I remember many times losing interest in something I once enjoyed. Playing with plastic figures, toy cars, and building blocks. Collecting and trading baseball cards. Roller-blading, bicycling, and wiffle ball. Inventing fantasy worlds and characters. Playing board games, video games, and RPGs. Creating my own games and programming.
None of these activities figured into any sense of life purpose; they were distractions. And my life has been a long succession of them, all compelling until the day they weren’t and I filled my time with some new distraction. But what happens when distractions no longer keep our attention? Or when we are forced to continue activities we’ve outgrown? What if life itself is the game, what’s next?
We learn that depression is a disorder; something to be treated by professionals who understand the condition better than we do. But what if depression is a signal we can not only hear and feel, but act on? What if that signal is telling us that we’re ready to move on; that we’ve outgrown what we’re doing and we’re ready for the next level.
In my life, depression has always arrived as a loss of interest. I usually ignore it and force it below the surface until it re-emerges as long days unable to get out of bed. I’ve lost track of how many times this cycle has repeated itself in my life, but two times in particular stand out. And both, upon review, were opportunities to move to the next level that I took.
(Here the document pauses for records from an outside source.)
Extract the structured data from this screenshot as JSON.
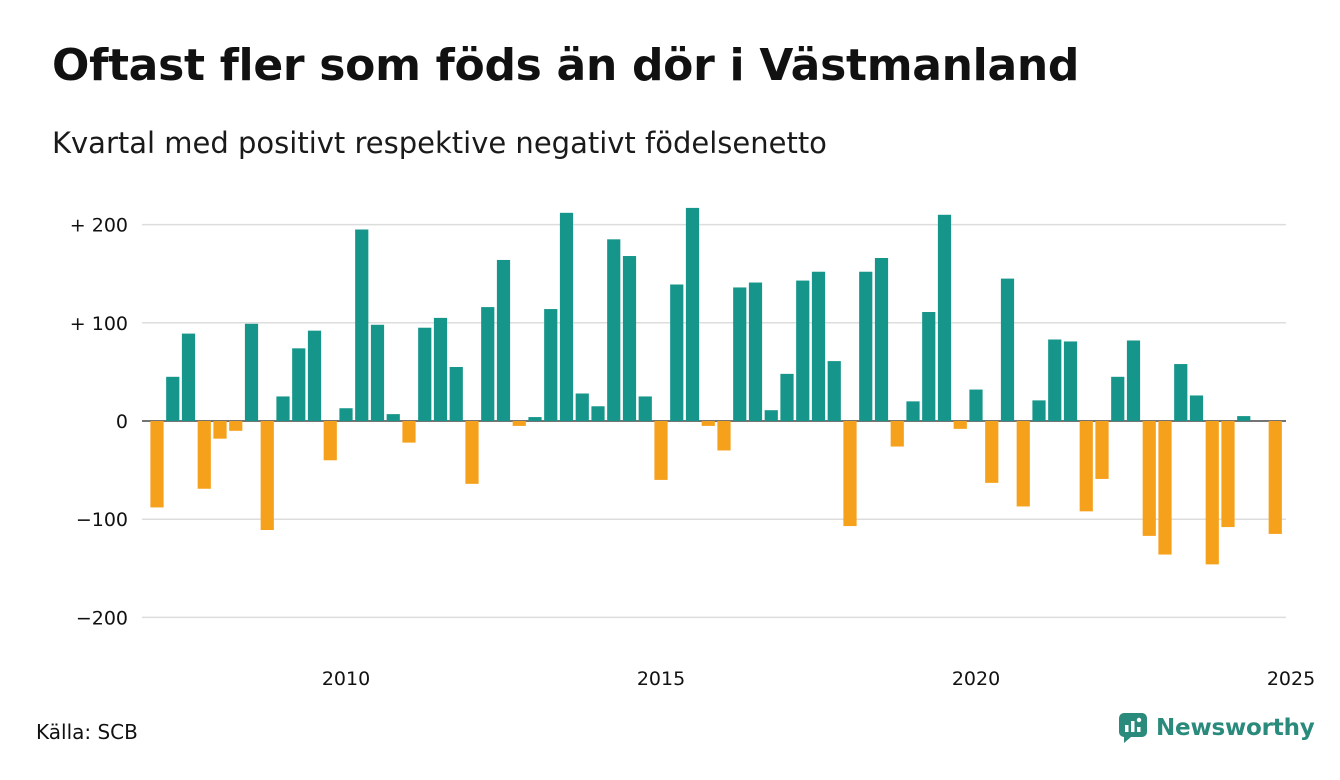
{
  "title": "Oftast fler som föds än dör i Västmanland",
  "subtitle": "Kvartal med positivt respektive negativt födelsenetto",
  "source": "Källa: SCB",
  "brand": {
    "name": "Newsworthy",
    "icon": "newsworthy-logo-icon"
  },
  "colors": {
    "positive": "#16968a",
    "negative": "#f6a11c",
    "grid": "#dddddd"
  },
  "chart_data": {
    "type": "bar",
    "start": "2007 Q1",
    "frequency": "quarterly",
    "xlim": [
      "2007 Q1",
      "2025 Q1"
    ],
    "ylim": [
      -230,
      230
    ],
    "grid": true,
    "y_ticks": [
      200,
      100,
      0,
      -100,
      -200
    ],
    "y_tick_labels": [
      "+ 200",
      "+ 100",
      "0",
      "−100",
      "−200"
    ],
    "x_ticks": [
      2010,
      2015,
      2020,
      2025
    ],
    "x_tick_labels": [
      "2010",
      "2015",
      "2020",
      "2025"
    ],
    "values": [
      -88,
      45,
      89,
      -69,
      -18,
      -10,
      99,
      -111,
      25,
      74,
      92,
      -40,
      13,
      195,
      98,
      7,
      -22,
      95,
      105,
      55,
      -64,
      116,
      164,
      -5,
      4,
      114,
      212,
      28,
      15,
      185,
      168,
      25,
      -60,
      139,
      217,
      -5,
      -30,
      136,
      141,
      11,
      48,
      143,
      152,
      61,
      -107,
      152,
      166,
      -26,
      20,
      111,
      210,
      -8,
      32,
      -63,
      145,
      -87,
      21,
      83,
      81,
      -92,
      -59,
      45,
      82,
      -117,
      -136,
      58,
      26,
      -146,
      -108,
      5,
      0,
      -115
    ]
  }
}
As a young 20-year old university student, I was both unrealistically optimistic (a devout dabaist), and thoroughly apprehensive about the university-career-family path. My friends had their heads deep in their books, practicing for careers they either dreamed of or were resigned to, but I couldn’t connect my studies to the life I wanted. I was on the wrong level, and the depression was crushing.
Then one day when I was driving, listening to music, I started crying spontaneously. I had only ever cried when I was physically hurt, and even then reluctantly. I could have ignored it, but I started asking questions, setting off a line of self-examination and leading to a glimpse of something that shook me to my core and changed my life forever. I saw the next level: a chance to live a life of purpose. Not a career at a desk or in a suit, but real purpose. Everything I was doing in my life at the time seemed like child’s play compared to what I saw. It was like my first crush; pizza and video games with my buddies just didn’t matter anymore.
I lived the next level for the first half of my 20s, and it completely twisted and destroyed the life I had been living. One day I was attending university, building software, and going out to bars with friends, and the next I was on the road with a backpack, then living in a remote Himalayan cottage contemplating life. It was the easiest thing I ever did because it was instinctual, but it was also incredibly painful for me and those closest to me.
By moving to India, I gave up everything: friends, family, school, job, possessions, and my American dreams. Quickly — within months. I knew nothing about India and had never traveled outside of North America. But nothing had ever moved me like the prospect of a life lived with purpose, and I gave up everything to embrace that. I basked in this renewed purpose for several years, but somewhere along the way I had to drop back down a level to survive. That re-entry was also painful, but not in the good way, as it precipitated the next great depression in my life.
I moved forward and spent the next decade building a software company. The excitement kept me distracted for awhile, but a resurgence was simmering just under the surface. Within a few years I was withdrawing from my duties and neglecting the company, all the familiar signs. I kept it going, turning it into a 7-figure company, but it didn’t matter. My neglect eventually led to a wholly-avoidable collapse and after a prolonged, painful, and very expensive battle to preserve it, I finally called it quits.
My confidence shattered, I traveled around the world for the next two years looking for the next step, wishing for a swift end to the whole thing. But then I started listening to my pain again, and it led me back to the search for answers and the promise of purpose. Only this time, nearly 40, I brought much more wisdom and experience to the table. The answers came faster, without the fears of a younger man. I embraced them.
We can decide what our depression is to us. It can be a chemical imbalance requiring intervention by a medical professional, or it can be a message we’re ignoring. One decision empowers us, and the other renders us helpless and dependent. To me, depression is a sign that I’m lost, stuck on a level I’m ready to pass. When I embrace that and listen, I can see a better, more meaningful future. I’ve given up hoping that my life will ever be free of depression, but at least I can see how it fits in and can keep me moving forward.